Le ministre de la Communication, Zoheir Bouamama, a souligné hier depuis la capitale sénégalaise, Dakar, «l’importance primordiale que l’Algérie accorde à son ancrage africain», affirmant que l’Algérie «reste pleinement convaincue que seule une coopération étroite entre nos pays permettra d’assoir un espace médiatique africain mature et capable de porter une narration authentiquement africaine et de défendre les intérêts stratégiques de nos peuples».

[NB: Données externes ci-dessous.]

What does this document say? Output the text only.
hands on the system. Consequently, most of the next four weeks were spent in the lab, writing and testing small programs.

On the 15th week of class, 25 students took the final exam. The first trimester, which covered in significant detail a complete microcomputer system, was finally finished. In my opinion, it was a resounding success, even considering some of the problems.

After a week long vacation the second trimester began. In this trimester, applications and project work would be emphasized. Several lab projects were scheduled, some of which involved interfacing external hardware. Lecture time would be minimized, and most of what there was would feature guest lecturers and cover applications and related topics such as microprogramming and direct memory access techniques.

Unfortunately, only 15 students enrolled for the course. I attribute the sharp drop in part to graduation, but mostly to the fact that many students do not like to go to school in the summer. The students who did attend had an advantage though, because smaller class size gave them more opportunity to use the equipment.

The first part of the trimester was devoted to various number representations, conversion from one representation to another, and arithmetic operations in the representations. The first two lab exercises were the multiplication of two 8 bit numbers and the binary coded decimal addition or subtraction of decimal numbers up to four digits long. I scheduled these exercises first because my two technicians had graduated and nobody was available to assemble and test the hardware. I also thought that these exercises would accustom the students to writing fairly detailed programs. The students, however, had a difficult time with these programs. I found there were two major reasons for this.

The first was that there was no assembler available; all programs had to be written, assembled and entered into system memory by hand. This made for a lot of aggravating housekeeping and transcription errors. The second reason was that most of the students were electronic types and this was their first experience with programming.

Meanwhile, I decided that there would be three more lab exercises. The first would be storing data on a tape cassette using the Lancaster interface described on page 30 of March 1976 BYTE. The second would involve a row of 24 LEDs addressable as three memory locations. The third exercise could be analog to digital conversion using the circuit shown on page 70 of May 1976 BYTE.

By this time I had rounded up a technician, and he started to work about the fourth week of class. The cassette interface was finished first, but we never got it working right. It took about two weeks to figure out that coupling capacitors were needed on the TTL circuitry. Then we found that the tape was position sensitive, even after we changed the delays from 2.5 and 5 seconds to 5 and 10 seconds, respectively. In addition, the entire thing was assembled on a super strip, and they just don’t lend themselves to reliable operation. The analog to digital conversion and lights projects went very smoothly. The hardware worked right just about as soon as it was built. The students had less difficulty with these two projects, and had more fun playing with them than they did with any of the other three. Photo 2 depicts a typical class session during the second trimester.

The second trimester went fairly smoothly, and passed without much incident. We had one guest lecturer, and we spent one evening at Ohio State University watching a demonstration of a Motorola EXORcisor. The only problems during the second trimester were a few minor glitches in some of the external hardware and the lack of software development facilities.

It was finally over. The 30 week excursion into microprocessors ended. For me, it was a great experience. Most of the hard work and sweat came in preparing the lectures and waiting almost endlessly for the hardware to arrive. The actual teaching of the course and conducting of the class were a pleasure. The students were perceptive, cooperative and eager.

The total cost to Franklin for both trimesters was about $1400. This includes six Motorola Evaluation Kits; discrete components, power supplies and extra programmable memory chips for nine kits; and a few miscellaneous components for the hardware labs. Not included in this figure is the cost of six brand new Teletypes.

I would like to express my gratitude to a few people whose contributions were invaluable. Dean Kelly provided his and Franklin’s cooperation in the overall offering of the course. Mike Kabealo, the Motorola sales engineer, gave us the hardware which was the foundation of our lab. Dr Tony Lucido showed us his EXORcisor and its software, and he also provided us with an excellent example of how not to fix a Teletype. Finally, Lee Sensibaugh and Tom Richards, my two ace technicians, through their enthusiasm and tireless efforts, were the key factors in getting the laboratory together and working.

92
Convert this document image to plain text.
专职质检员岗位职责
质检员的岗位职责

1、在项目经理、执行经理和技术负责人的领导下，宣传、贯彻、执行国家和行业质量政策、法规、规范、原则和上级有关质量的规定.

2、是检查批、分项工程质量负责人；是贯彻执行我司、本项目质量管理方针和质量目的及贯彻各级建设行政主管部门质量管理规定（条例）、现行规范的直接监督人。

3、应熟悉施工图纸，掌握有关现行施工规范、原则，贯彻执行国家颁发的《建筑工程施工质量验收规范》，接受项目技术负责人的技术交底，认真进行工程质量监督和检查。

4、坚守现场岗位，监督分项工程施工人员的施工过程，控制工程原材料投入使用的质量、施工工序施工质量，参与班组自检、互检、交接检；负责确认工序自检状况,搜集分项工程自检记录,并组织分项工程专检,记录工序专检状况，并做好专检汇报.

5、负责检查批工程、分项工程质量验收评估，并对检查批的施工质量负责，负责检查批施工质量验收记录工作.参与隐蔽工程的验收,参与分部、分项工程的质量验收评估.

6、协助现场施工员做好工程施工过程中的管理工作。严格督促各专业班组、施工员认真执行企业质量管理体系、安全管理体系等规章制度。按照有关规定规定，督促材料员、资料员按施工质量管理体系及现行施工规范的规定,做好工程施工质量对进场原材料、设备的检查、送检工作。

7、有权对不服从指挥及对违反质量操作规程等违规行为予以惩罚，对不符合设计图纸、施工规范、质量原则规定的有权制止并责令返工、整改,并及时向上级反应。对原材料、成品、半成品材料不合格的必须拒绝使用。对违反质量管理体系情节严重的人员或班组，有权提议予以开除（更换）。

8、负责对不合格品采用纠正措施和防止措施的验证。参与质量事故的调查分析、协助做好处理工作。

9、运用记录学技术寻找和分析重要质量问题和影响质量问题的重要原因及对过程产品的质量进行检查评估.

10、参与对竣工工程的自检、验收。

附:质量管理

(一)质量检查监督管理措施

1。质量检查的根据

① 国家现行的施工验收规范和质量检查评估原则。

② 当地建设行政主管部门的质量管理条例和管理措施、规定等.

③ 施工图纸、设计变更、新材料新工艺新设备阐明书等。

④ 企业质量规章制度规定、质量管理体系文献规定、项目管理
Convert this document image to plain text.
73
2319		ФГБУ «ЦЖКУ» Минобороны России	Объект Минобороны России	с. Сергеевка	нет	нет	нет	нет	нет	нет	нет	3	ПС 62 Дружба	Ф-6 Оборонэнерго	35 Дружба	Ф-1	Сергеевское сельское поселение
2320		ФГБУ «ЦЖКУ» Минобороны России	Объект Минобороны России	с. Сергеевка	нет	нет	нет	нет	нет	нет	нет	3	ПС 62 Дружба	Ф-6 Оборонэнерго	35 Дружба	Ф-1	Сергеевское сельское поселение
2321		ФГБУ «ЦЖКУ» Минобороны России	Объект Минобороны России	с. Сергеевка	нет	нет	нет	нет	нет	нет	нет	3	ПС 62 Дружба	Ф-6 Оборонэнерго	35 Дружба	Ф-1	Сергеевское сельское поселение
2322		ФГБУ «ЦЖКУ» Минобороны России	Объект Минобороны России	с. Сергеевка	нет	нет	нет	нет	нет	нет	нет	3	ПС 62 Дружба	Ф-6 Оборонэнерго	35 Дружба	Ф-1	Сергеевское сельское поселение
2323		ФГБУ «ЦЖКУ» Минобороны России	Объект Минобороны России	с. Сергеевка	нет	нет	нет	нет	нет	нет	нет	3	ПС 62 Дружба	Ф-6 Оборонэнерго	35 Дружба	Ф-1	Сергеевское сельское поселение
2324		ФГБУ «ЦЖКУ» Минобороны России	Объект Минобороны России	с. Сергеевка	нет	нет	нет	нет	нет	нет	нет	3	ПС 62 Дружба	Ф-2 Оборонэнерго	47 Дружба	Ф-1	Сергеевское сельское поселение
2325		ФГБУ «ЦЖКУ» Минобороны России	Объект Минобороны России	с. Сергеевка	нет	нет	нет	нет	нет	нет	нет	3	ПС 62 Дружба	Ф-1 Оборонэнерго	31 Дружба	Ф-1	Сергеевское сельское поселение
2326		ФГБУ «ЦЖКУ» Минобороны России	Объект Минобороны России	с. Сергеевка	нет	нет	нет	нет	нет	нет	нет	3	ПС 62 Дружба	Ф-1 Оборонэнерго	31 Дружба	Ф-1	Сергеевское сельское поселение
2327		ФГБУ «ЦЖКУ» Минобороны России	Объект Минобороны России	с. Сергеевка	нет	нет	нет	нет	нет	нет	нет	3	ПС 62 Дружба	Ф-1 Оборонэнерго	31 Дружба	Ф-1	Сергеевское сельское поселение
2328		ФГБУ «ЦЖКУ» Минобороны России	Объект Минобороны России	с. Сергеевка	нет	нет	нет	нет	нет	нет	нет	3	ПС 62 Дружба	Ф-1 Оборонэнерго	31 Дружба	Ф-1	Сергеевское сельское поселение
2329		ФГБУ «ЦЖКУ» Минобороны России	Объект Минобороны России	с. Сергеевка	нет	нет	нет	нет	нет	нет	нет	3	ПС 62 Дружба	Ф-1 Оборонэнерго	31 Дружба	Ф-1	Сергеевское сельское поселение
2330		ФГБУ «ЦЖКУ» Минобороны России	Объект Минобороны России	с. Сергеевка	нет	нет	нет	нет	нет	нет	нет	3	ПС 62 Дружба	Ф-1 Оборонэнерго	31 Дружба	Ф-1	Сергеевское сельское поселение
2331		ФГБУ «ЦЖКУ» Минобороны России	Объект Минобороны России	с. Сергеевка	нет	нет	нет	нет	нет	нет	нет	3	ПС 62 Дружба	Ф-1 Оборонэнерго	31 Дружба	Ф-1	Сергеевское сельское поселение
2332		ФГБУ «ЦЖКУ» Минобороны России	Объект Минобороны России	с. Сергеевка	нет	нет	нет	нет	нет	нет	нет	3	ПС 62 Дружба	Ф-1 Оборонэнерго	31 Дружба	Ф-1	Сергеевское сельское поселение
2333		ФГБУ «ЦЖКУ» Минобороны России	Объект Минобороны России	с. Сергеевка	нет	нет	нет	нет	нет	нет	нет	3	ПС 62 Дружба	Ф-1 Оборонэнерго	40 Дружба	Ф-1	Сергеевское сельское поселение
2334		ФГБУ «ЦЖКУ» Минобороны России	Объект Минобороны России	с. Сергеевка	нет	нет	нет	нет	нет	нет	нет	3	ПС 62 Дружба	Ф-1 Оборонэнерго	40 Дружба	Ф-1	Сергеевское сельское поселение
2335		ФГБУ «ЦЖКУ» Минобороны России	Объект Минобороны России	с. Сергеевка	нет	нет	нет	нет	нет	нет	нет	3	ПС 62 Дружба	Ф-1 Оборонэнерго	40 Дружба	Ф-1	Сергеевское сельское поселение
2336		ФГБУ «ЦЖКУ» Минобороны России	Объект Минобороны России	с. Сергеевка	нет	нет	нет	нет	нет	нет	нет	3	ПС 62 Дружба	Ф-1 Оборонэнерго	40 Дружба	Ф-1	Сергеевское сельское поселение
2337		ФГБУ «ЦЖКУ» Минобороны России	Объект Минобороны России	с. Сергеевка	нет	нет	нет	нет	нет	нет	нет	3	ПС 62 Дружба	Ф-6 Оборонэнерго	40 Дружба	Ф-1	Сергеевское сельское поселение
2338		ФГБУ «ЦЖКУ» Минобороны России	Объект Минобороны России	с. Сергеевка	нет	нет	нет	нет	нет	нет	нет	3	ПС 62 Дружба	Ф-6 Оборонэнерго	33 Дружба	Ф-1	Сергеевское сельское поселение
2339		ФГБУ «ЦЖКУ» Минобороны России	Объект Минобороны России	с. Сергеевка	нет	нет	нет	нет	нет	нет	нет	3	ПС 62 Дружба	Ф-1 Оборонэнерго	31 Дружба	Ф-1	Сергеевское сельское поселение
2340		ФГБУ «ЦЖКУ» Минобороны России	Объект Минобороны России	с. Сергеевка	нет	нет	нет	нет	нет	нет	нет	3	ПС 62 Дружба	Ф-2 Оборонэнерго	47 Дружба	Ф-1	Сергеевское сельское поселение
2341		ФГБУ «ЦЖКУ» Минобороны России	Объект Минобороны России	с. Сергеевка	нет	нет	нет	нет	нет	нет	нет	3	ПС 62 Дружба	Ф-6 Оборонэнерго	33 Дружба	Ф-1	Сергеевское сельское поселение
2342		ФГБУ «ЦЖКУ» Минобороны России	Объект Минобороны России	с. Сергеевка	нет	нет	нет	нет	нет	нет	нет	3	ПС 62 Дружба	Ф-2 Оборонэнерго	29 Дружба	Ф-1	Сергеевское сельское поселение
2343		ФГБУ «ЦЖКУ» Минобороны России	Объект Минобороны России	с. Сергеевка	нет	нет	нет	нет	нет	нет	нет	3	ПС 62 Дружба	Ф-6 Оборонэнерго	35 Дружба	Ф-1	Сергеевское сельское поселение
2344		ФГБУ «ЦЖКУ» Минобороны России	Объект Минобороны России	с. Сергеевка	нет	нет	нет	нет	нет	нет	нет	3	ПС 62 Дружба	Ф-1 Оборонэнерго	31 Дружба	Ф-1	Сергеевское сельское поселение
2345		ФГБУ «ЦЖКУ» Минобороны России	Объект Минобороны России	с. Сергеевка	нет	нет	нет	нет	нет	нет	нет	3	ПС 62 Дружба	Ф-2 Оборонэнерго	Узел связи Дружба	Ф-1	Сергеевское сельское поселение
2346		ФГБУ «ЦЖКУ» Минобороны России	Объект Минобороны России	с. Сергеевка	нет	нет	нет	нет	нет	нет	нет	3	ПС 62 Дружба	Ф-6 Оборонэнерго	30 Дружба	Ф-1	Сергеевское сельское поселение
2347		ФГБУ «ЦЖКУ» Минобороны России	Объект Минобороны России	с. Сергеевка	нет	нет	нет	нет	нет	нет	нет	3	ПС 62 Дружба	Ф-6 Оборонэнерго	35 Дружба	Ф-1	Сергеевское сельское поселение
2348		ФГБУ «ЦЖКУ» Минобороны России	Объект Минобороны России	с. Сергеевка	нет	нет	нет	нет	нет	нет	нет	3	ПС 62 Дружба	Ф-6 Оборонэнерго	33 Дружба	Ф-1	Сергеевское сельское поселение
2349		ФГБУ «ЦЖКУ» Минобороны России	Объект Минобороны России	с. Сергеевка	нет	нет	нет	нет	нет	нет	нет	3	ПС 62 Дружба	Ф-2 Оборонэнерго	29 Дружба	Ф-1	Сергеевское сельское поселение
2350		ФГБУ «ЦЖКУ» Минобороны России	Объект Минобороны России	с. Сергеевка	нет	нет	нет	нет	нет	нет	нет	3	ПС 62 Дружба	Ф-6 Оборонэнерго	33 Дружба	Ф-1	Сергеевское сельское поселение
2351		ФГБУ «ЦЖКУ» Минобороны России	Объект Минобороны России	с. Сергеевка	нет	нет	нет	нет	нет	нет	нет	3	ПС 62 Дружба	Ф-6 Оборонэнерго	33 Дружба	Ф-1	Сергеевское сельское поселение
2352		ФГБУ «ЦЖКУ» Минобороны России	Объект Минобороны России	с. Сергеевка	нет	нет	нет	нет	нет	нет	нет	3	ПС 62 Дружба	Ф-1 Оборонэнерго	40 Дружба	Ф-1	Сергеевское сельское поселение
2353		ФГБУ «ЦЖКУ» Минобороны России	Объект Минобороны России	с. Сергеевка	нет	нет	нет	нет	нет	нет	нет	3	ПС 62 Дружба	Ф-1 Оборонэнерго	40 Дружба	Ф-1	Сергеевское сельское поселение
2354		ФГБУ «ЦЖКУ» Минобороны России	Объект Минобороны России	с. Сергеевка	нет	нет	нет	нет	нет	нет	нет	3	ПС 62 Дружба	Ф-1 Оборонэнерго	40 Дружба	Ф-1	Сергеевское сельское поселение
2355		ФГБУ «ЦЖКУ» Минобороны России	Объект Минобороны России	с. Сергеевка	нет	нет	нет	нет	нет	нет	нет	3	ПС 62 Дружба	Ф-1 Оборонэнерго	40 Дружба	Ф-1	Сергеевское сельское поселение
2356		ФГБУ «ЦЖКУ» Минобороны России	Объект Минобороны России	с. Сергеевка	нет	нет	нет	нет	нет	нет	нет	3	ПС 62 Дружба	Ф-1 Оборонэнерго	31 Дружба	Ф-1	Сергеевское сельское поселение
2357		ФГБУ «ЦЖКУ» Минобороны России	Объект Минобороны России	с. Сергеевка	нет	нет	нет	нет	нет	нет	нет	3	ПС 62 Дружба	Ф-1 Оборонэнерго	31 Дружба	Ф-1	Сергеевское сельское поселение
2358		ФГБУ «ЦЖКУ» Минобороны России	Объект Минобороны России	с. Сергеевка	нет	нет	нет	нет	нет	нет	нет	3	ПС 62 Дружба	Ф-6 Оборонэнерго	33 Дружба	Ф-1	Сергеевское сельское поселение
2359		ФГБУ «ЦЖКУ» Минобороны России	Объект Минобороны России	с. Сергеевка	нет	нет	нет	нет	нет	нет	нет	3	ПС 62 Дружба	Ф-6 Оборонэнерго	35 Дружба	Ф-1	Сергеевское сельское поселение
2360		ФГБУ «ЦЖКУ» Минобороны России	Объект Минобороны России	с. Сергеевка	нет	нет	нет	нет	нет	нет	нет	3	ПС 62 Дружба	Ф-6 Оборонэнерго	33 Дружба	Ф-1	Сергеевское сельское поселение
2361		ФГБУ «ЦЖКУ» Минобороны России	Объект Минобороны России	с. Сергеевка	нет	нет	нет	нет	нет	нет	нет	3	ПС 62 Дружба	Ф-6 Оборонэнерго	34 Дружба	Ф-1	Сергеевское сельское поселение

L’Algérie a-t-il poursuivi, «se tient prête à multiplier les cadres de collaboration, d’échanges et des synergies da ce secteur vital». Dans son intervention, à l’ouverture du Forum africain de la radiodiffusion et de la télévision, un rendez-vous continental majeur qui réunit pendant deux jours les acteurs et décideurs du secteur audiovisuel africain, le ministre a tenu à souligner que «l’Algérie traduit sa conviction que les pays africains sont des partenaires naturels , unis par un destin commun , par des engagements concrets, un action diplomatique résolue et un volonté permanente de contribuer à la dynamique africaine dans tous les secteurs dont celui de la communication». Et de rappeler que le président de la République «accorde une importance particulière au renforcement de la coopération avec les pays africains, dan s tous les domaines et à tous les niveaux».
Des initiatives concrètes
«Notre président pour qui l’Afrique représente l’avenir, ne cesse de rappeler que l’avenir de l’Algérie est intimement lié au continent et que sa solidarité interafricaine est une ligne directrice essentielle de sa politique étrangère». Sous son impulsion, «l’Algérie ouvre activement à l’élargissement du partenariat économique, politique et culturel avec l’ensemble des nations africaines», a souligné Zoheir Bouamama devant un panel de personnalités du secteur du continent noir. Le ministre a affirmé dans la foulée que «cette ligne stratégique se traduit par des initiatives concrètes visant à intensifier les échanges, à mutualiser les compétences et à ériger la coopération africaine en socle d’un développement harmonieux et durable.
Faire face aux manipulations et dépendances technologiques
Abordant le domaine de la communication, objet du Forum, Zoheir Bouamama, a souligné que «dans le domaine de la communication, l’Algérie appelle de tous ses vœux à une coopération afro-africaine renforcée pour faire face au défis de la mondialisation et aux mutations rapides du paysage médiatique», affirmant que le partage des capacités apparait comme «une nécessité impérieuse». Abordant le volet de la numérisation en Afrique, qui faut-il le souligner, se heurte à des défis tels que l’accès inégal à Internet (notamment en zones rurales) et les coûts élevés des infrastructures, Zoheir Bouamama, a souligné qu’à l’heure du numérique et de l’intelligence artificielle, «le continent africain se trouve confronté à des enjeux inédits, à l’instar de la circulation massive de l’information, l’influence des plateformes globales, ainsi que la vulnérabilité aux manipulations et dépendances technologiques qui exigent une réponse collective et coordonnée».
Pour une stratégie africaine commune
Pour Zoheir Bouamama, «l’élaboration d’une stratégie africaine de communication s’impose aujourd’hui avec force et constitue un rempart contre la marginalisation et un vecteur de rayonnement pour l’Afrique». L’orateur a en outre indiqué que «le choix du thème de cette rencontre témoigne d’une remarquable clairvoyance». Plus précis, le ministre a expliqué que «la télédiffusion aujourd’hui, constitue un instrument majeur de souveraineté, permettant aux Nations de maitriser leurs propres récits, de protéger leurs identités culturelles et offrir à leurs citoyens, une information fiable, équilibrée et indépendante». Outre sa dimension souveraine, Zoheir Bouamama a ajouté que «la télédiffusion représente un levier essentiel d’intégration économique et sociale». Elle favorise selon lui «la circulation des savoirs, stimule la créativité, soutient les industries culturelles et médiatiques et participe activement à la construction d’un espace africain connecté, cohérent et solidaire». Il est à souligner, en outre, que la participation de l’Algérie, représentée par le ministre de la Communication, témoigne de son engagement à promouvoir un audiovisuel africain moderne, indépendant et compétitif. Elle s’inscrit aussi dans la dynamique continentale visant à consolider l’intégration économique, culturelle et sociale à travers le rôle structurant que jouent la radio et la télévision.